Let us first rewind the clock back to 1991, when Sachin was in Australia for the first time. India had a long tour of Australia. 4 Tests(which India lost 1-3). A one-day tri-series with West Indies the third team. And the West Indies those days were still a major fighting force. Followed by the 1992 World Cup. Though Sachin had made his debut as early as 1989, this was the coming of age. The last match of the tri-series was the 2nd final between Australia and India. Australia had already won the 1st final. The Indian bowling performed much better in the 2nd, having reduced Australia to a 208 despite a fighting 74 by opener Geoff Marsh.
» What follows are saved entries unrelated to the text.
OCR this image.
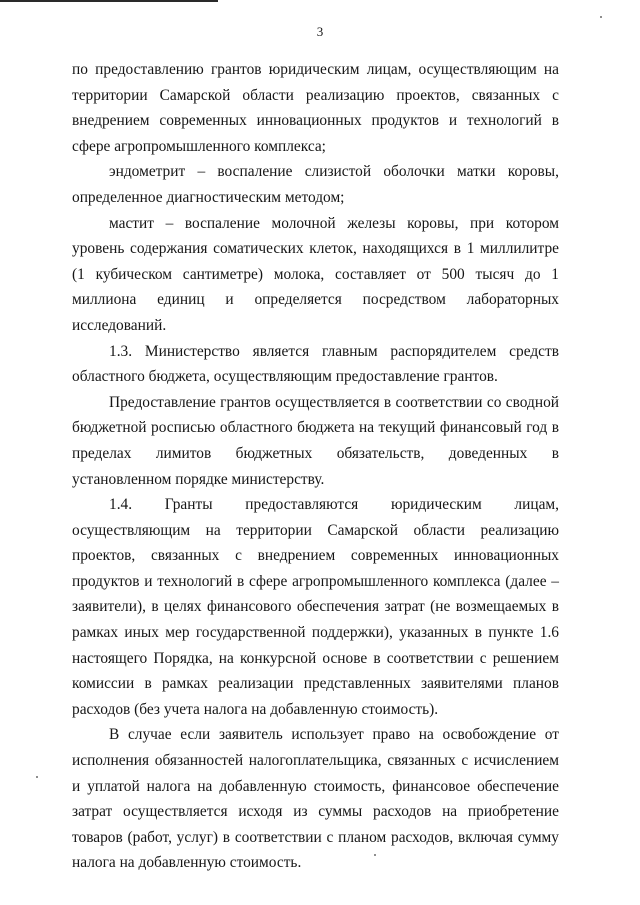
3

по предоставлению грантов юридическим лицам, осуществляющим на территории Самарской области реализацию проектов, связанных с внедрением современных инновационных продуктов и технологий в сфере агропромышленного комплекса;

эндометрит – воспаление слизистой оболочки матки коровы, определенное диагностическим методом;

мастит – воспаление молочной железы коровы, при котором уровень содержания соматических клеток, находящихся в 1 миллилитре (1 кубическом сантиметре) молока, составляет от 500 тысяч до 1 миллиона единиц и определяется посредством лабораторных исследований.

1.3. Министерство является главным распорядителем средств областного бюджета, осуществляющим предоставление грантов.

Предоставление грантов осуществляется в соответствии со сводной бюджетной росписью областного бюджета на текущий финансовый год в пределах лимитов бюджетных обязательств, доведенных в установленном порядке министерству.

1.4. Гранты предоставляются юридическим лицам, осуществляющим на территории Самарской области реализацию проектов, связанных с внедрением современных инновационных продуктов и технологий в сфере агропромышленного комплекса (далее – заявители), в целях финансового обеспечения затрат (не возмещаемых в рамках иных мер государственной поддержки), указанных в пункте 1.6 настоящего Порядка, на конкурсной основе в соответствии с решением комиссии в рамках реализации представленных заявителями планов расходов (без учета налога на добавленную стоимость).

В случае если заявитель использует право на освобождение от исполнения обязанностей налогоплательщика, связанных с исчислением и уплатой налога на добавленную стоимость, финансовое обеспечение затрат осуществляется исходя из суммы расходов на приобретение товаров (работ, услуг) в соответствии с планом расходов, включая сумму налога на добавленную стоимость.
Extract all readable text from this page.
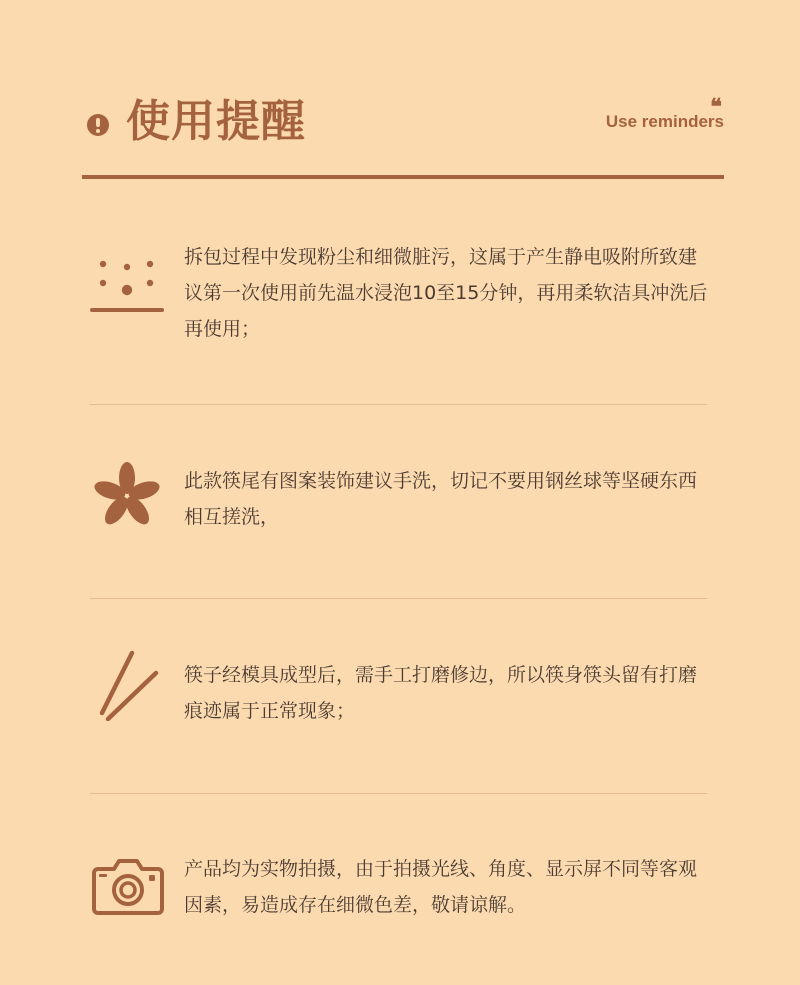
使用提醒	❝
Use reminders
拆包过程中发现粉尘和细微脏污，这属于产生静电吸附所致建议第一次使用前先温水浸泡10至15分钟，再用柔软洁具冲洗后再使用；
此款筷尾有图案装饰建议手洗，切记不要用钢丝球等坚硬东西相互搓洗，
筷子经模具成型后，需手工打磨修边，所以筷身筷头留有打磨痕迹属于正常现象；
产品均为实物拍摄，由于拍摄光线、角度、显示屏不同等客观因素，易造成存在细微色差，敬请谅解。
Had Marsh not got going, Australia wouldn't have even got 160, since Boon their in-form batsman failed to click.

After the old war-horses, dating from the 1983 World-Cup, failed to click(like Srikanth) India were brought to a strong position by Sachin Tendulkar. As wicket after wicket fell beside him, and as the asking-rate kept rising, Sachin, though a teenager then, fought all the Australian bowlers single-handed. He made around 60-70 odd. The match had its moments of drama, with Sachin being run-out but not referred to 3rd umpire, A catch taken off a no-ball, and Steve Waugh dropping a sitter off his own bowling. After his wicket, the Aussies attacked and India lost by 7 runs.

Coming back to 2008. A lot has happened in World cricket. 208 is a total that poses no problems to a team batting 2nd. But in the 1st final of the CB Series, there was a mini-collapse that would have pressed the panic button.Tendulkar has always played in partnership of a retreating army, or he has played in times when India was on top of the bowling. But it is very rare that Sachin has been in a position where the batting and the bowling were in an equally-matched position, where a good partnership swings the balance one way and a coupl-a-wickets the other.
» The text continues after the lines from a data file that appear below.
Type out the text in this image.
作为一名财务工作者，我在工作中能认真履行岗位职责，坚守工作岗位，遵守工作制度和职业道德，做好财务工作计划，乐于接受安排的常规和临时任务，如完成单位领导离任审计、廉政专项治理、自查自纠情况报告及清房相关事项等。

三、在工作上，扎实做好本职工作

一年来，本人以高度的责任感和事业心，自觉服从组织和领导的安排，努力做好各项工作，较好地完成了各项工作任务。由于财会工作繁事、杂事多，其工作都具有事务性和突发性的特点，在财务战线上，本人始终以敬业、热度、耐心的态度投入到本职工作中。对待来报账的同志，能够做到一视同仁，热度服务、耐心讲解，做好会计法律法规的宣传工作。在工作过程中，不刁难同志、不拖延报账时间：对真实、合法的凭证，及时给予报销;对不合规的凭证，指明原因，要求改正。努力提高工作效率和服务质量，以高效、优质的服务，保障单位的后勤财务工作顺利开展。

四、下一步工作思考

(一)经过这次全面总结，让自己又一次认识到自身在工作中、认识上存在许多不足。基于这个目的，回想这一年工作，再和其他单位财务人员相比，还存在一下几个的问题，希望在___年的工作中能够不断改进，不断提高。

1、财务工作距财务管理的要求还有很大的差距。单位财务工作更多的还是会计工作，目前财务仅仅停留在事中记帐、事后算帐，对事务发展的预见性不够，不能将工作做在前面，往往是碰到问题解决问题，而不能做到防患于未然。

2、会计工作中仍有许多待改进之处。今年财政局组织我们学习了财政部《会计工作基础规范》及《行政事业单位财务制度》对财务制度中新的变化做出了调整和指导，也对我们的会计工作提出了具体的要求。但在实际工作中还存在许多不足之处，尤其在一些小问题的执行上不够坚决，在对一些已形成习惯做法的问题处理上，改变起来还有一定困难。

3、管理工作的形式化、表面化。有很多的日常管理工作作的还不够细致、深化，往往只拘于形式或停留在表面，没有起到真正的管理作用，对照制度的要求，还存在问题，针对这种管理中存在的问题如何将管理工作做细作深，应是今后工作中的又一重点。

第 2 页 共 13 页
Three wickets down, and Sachin might have been saying "Oh no not again". But things changed dramatically once Rohit Sharma got into his groove. India have seen many young cricketers come, sizzle, flop and then crash. Even Sachin's school buddy Kambli went the same way. But this was not that type of a youngster.
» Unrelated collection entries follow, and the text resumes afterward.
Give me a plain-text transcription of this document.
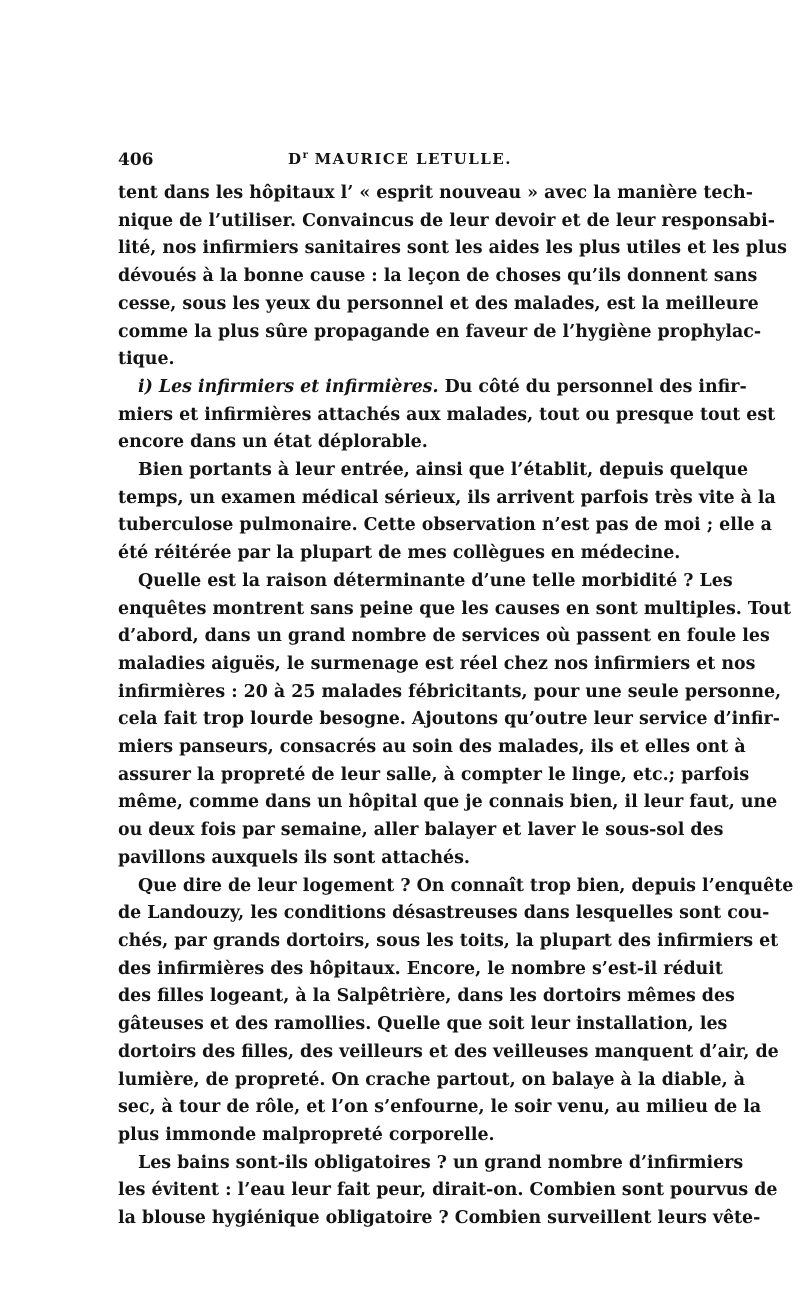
406	$D^r$ MAURICE LETULLE.

tent dans les hôpitaux l’ « esprit nouveau » avec la manière tech-
nique de l’utiliser. Convaincus de leur devoir et de leur responsabi-
lité, nos infirmiers sanitaires sont les aides les plus utiles et les plus
dévoués à la bonne cause : la leçon de choses qu’ils donnent sans
cesse, sous les yeux du personnel et des malades, est la meilleure
comme la plus sûre propagande en faveur de l’hygiène prophylac-
tique.

i) Les infirmiers et infirmières. Du côté du personnel des infir-
miers et infirmières attachés aux malades, tout ou presque tout est
encore dans un état déplorable.

Bien portants à leur entrée, ainsi que l’établit, depuis quelque
temps, un examen médical sérieux, ils arrivent parfois très vite à la
tuberculose pulmonaire. Cette observation n’est pas de moi ; elle a
été réitérée par la plupart de mes collègues en médecine.

Quelle est la raison déterminante d’une telle morbidité ? Les
enquêtes montrent sans peine que les causes en sont multiples. Tout
d’abord, dans un grand nombre de services où passent en foule les
maladies aiguës, le surmenage est réel chez nos infirmiers et nos
infirmières : 20 à 25 malades fébricitants, pour une seule personne,
cela fait trop lourde besogne. Ajoutons qu’outre leur service d’infir-
miers panseurs, consacrés au soin des malades, ils et elles ont à
assurer la propreté de leur salle, à compter le linge, etc.; parfois
même, comme dans un hôpital que je connais bien, il leur faut, une
ou deux fois par semaine, aller balayer et laver le sous-sol des
pavillons auxquels ils sont attachés.

Que dire de leur logement ? On connaît trop bien, depuis l’enquête
de Landouzy, les conditions désastreuses dans lesquelles sont cou-
chés, par grands dortoirs, sous les toits, la plupart des infirmiers et
des infirmières des hôpitaux. Encore, le nombre s’est-il réduit
des filles logeant, à la Salpêtrière, dans les dortoirs mêmes des
gâteuses et des ramollies. Quelle que soit leur installation, les
dortoirs des filles, des veilleurs et des veilleuses manquent d’air, de
lumière, de propreté. On crache partout, on balaye à la diable, à
sec, à tour de rôle, et l’on s’enfourne, le soir venu, au milieu de la
plus immonde malpropreté corporelle.

Les bains sont-ils obligatoires ? un grand nombre d’infirmiers
les évitent : l’eau leur fait peur, dirait-on. Combien sont pourvus de
la blouse hygiénique obligatoire ? Combien surveillent leurs vête-
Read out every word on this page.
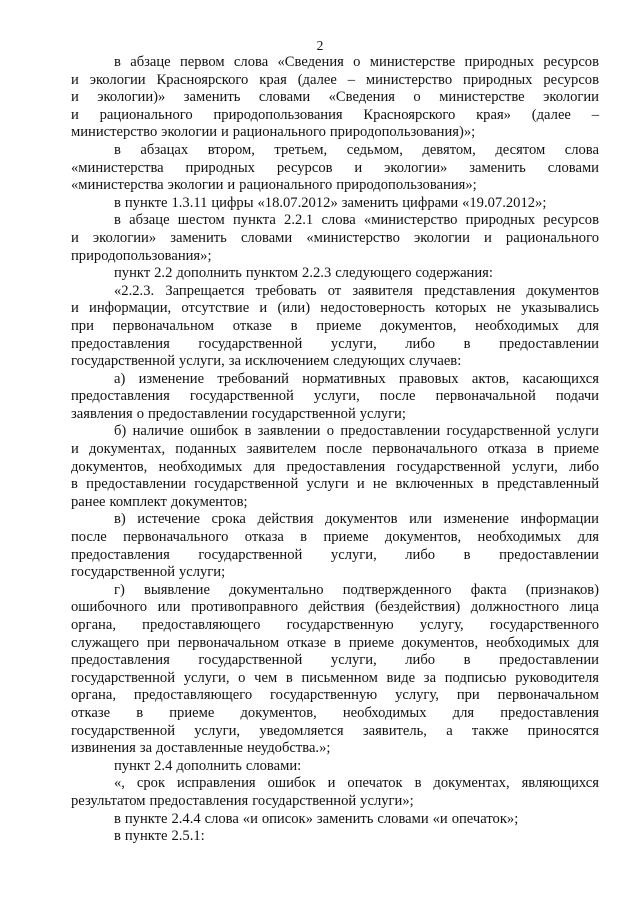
2

в абзаце первом слова «Сведения о министерстве природных ресурсов
и экологии Красноярского края (далее – министерство природных ресурсов
и экологии)» заменить словами «Сведения о министерстве экологии
и рационального природопользования Красноярского края» (далее –
министерство экологии и рационального природопользования)»;

в абзацах втором, третьем, седьмом, девятом, десятом слова
«министерства природных ресурсов и экологии» заменить словами
«министерства экологии и рационального природопользования»;

в пункте 1.3.11 цифры «18.07.2012» заменить цифрами «19.07.2012»;

в абзаце шестом пункта 2.2.1 слова «министерство природных ресурсов
и экологии» заменить словами «министерство экологии и рационального
природопользования»;

пункт 2.2 дополнить пунктом 2.2.3 следующего содержания:

«2.2.3. Запрещается требовать от заявителя представления документов
и информации, отсутствие и (или) недостоверность которых не указывались
при первоначальном отказе в приеме документов, необходимых для
предоставления государственной услуги, либо в предоставлении
государственной услуги, за исключением следующих случаев:

а) изменение требований нормативных правовых актов, касающихся
предоставления государственной услуги, после первоначальной подачи
заявления о предоставлении государственной услуги;

б) наличие ошибок в заявлении о предоставлении государственной услуги
и документах, поданных заявителем после первоначального отказа в приеме
документов, необходимых для предоставления государственной услуги, либо
в предоставлении государственной услуги и не включенных в представленный
ранее комплект документов;

в) истечение срока действия документов или изменение информации
после первоначального отказа в приеме документов, необходимых для
предоставления государственной услуги, либо в предоставлении
государственной услуги;

г) выявление документально подтвержденного факта (признаков)
ошибочного или противоправного действия (бездействия) должностного лица
органа, предоставляющего государственную услугу, государственного
служащего при первоначальном отказе в приеме документов, необходимых для
предоставления государственной услуги, либо в предоставлении
государственной услуги, о чем в письменном виде за подписью руководителя
органа, предоставляющего государственную услугу, при первоначальном
отказе в приеме документов, необходимых для предоставления
государственной услуги, уведомляется заявитель, а также приносятся
извинения за доставленные неудобства.»;

пункт 2.4 дополнить словами:

«, срок исправления ошибок и опечаток в документах, являющихся
результатом предоставления государственной услуги»;

в пункте 2.4.4 слова «и описок» заменить словами «и опечаток»;

в пункте 2.5.1:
Facing the facts, Rohit Sharma may never get to be a Tendulkar. But in this battle called cricket, he epitomises a "Team Spirit" that needs to carry the cause further. When the partnership started, Rohit was content to work the ones and twos. Then he changed gears. However what was most important was the assault he lead to the Australian camp.

With Sachin tiring down rapidly(he had a bit of a limp), a century seemed elusive once again. The last time he got a century in ODIs was more than a year ago. And this was the final of the competition. A loss would put the pressure back on the Indians. Ponting, intelligent captain that he is, brought back Brett Lee as well as Nathan Bracken to the attack. I'm sure he would have hoped that Nathan Bracken would pull it off, bowling left-arm pace to Sachin in the nervous 90s. The field was all set for Sachin - to make the slightest nick, the most aggressive rush of blood, the most subtle mistake. But what upset the Australian apple-cart was the counter-offensive by Rohit. His swatting of Brad Hogg, Symonds and Hopes made way for the bowling change. And the next to get it was Nathan Bracken, one of the most experienced Australian bowlers. Bracken has never been charged like this. He managed to work the ball all across the outfield. Including a 4. And Bracken sent a full-toss delivery. Rohit kept it down artistically. It wasn't a wild slog attempted out of clear frustration. It was a controlled shot to the man at extra cover, and not a definite defense too. Only a person on top of his batting could play like that.

Clearly the Australians were running out of ideas, and Sachin brought up his first ODI hundred against Australia. Immediately, Rohit departed. But this was not the way a warrior is defeated in battle. One could feel a sense of accomplishment. Not only had he guided India  upto within striking distance of the total, his batting gave Sachin the confidence to go all the way through. And Sachin never slashed at any delivery immediately after his 100(save for a tough chance that Gilchrist dropped).

The future of Indian batting is in safe hands.